Did it ever strike you that parenting might be a good metaphor for managing people? It hit me the other day as I was asking my six year old, for the eighth time, to stop messing with the new DVD screen in our car. I thought to myself "I've told him that at least 50 times, yet he still doesn't get it".
Then I thought - that's something I say ocassionally to myself at work! The more I thought about parenting as a metaphor for managing, the more convinced I became that good parents ought to make good managers, although the reverse may not be true. Here's why:
1. Parents have experience repeating themselves until the key messages are heard and understood. Granted, our messages are more about picking up toys or taking baths, but this is the same behavior we need as managers. The folks who work for us and with us need message reinforcement as well, mostly because they are busy and their attention spans are constantly interrupted by phone, email, instant messaging and other pulls on their time and attention.
2. Parents reward good behavior and discipline behavior they want to see changed. Isn't this what good managers do? I think a good manager recognizes the great work someone on her team does and uses it as an example to motivate others. Note the rewards are public. A good parent disciplines and uses an issue as a teachable moment. Discipline happens in private. A good manager should encourage and instruct people who work for him when they fail to meet expectations.

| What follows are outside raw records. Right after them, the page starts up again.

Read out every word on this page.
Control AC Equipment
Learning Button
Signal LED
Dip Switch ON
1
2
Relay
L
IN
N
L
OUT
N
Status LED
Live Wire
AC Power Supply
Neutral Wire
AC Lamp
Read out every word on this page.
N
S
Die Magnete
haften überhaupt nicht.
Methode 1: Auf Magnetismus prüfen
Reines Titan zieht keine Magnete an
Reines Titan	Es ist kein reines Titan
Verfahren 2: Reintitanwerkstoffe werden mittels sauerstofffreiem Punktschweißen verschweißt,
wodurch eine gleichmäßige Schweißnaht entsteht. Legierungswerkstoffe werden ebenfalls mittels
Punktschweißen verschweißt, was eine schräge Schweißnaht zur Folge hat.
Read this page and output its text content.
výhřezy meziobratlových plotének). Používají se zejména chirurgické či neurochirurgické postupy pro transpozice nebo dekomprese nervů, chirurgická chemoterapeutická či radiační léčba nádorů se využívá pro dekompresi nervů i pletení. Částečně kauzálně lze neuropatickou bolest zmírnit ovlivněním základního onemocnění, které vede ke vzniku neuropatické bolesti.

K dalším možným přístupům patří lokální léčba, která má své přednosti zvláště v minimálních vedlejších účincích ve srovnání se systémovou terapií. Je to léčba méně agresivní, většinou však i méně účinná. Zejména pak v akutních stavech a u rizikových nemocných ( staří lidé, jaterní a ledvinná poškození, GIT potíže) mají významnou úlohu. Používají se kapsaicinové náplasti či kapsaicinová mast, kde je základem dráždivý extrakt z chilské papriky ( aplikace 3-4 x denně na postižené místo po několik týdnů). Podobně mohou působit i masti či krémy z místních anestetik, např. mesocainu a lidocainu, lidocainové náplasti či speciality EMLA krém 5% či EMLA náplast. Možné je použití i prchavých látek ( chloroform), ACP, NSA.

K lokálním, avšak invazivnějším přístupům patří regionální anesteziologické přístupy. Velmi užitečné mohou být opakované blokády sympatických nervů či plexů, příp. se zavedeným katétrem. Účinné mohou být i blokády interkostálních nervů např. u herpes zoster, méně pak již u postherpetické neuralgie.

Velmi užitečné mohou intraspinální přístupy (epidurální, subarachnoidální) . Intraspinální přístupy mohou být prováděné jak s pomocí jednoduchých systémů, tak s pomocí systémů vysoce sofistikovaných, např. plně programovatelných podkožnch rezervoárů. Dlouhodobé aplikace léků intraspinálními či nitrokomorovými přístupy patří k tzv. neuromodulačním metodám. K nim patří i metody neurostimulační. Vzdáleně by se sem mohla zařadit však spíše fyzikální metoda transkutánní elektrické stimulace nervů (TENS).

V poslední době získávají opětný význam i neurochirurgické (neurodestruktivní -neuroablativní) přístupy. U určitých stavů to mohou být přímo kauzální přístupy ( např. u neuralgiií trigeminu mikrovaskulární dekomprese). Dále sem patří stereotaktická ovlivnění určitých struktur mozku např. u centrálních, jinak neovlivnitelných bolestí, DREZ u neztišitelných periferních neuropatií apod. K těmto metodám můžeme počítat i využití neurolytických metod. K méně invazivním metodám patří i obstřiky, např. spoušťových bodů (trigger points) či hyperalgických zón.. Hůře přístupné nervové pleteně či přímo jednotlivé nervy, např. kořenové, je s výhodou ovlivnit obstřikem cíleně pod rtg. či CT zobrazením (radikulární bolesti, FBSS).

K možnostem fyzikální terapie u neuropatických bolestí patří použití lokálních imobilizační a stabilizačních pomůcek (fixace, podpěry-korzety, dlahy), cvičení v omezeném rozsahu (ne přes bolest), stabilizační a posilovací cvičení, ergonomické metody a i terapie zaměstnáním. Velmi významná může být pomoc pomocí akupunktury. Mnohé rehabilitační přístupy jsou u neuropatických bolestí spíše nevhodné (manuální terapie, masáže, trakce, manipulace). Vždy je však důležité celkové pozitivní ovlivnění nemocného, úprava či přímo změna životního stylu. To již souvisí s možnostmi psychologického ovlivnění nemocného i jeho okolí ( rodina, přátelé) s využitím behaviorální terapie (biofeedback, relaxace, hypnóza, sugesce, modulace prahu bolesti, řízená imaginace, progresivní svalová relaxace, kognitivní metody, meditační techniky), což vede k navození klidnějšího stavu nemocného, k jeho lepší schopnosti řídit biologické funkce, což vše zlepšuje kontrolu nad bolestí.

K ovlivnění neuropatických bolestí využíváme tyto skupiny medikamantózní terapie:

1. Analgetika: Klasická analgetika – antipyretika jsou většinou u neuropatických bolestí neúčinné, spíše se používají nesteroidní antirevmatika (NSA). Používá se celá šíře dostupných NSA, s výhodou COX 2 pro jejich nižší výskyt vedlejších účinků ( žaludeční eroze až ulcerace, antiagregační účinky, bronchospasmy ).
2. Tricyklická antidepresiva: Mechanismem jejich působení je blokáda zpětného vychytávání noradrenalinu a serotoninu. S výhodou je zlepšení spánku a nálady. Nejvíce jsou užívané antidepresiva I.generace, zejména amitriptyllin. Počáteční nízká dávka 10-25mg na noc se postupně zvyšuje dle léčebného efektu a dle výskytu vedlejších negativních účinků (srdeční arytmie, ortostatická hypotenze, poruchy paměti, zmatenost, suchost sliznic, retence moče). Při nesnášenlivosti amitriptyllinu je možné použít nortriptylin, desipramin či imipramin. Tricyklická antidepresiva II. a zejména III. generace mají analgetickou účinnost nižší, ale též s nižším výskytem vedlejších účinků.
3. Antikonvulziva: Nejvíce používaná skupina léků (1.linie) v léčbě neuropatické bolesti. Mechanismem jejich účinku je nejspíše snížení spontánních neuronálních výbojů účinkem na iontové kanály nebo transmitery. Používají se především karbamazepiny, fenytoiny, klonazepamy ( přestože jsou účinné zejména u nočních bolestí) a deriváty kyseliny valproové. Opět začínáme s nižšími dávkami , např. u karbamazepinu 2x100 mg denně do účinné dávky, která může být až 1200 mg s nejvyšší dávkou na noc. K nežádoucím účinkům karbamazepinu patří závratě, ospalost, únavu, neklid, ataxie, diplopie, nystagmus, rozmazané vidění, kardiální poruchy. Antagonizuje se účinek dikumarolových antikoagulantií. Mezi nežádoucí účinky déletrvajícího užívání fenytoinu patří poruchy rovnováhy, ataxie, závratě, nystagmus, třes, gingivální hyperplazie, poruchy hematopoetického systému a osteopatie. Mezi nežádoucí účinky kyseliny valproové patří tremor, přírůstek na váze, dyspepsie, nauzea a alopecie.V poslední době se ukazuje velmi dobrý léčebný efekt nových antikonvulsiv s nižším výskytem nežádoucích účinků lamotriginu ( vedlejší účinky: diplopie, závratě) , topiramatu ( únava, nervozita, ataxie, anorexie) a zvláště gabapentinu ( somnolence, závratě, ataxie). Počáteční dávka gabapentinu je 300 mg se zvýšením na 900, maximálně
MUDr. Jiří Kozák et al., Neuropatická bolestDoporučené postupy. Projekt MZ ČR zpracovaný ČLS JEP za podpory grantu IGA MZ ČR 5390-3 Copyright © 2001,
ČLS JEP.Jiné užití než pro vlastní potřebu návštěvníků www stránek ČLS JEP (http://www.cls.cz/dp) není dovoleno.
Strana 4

3. Parents let their kids stretch their abilities and give them some leeway to fail. The only way for a child to grow is to stretch their abilities and push their boundaries - to some limit of course. Managers should encourage the people that work for them to push their abilities, contribute as much as possible and learn as much as possible. It should be OK to fail, as long as you learn from the failure and don't repeat it.
4. Parents eventually launch their kids into the world where the kids are "on their own", but parents are always there for support and mentoring. Our kids grow up and become (hopefully) incredible people in their own right. They may still need their parents from time to time for advice or other help. Our direct reports are in the same situation. Many of them will mature in their roles and some will eventually take on new roles. How well we've prepared them as managers will soon be reflected in their work. I think a good manager is always ready to counsel a person he or she groomed, regardless of the eventual roles and responsibilities each bears.
I guess I could go on - but you get the point. Parenting skills are very similar to managing skills in some regards. Obviously we don't have our kids lives schedule with Microsoft Project, but many of the skills you use to raise a kid can be and should be reflected in the way you manage people.
I'd be very cautious with this line of thinking. In my experience, managers who act like parents tend to be pedantic and hard to work for. When you start thinking of your employees as "children" it becomes very easy to start treating them that way (often subconsiously), and there is no easier way to build resentment then to talk down to them.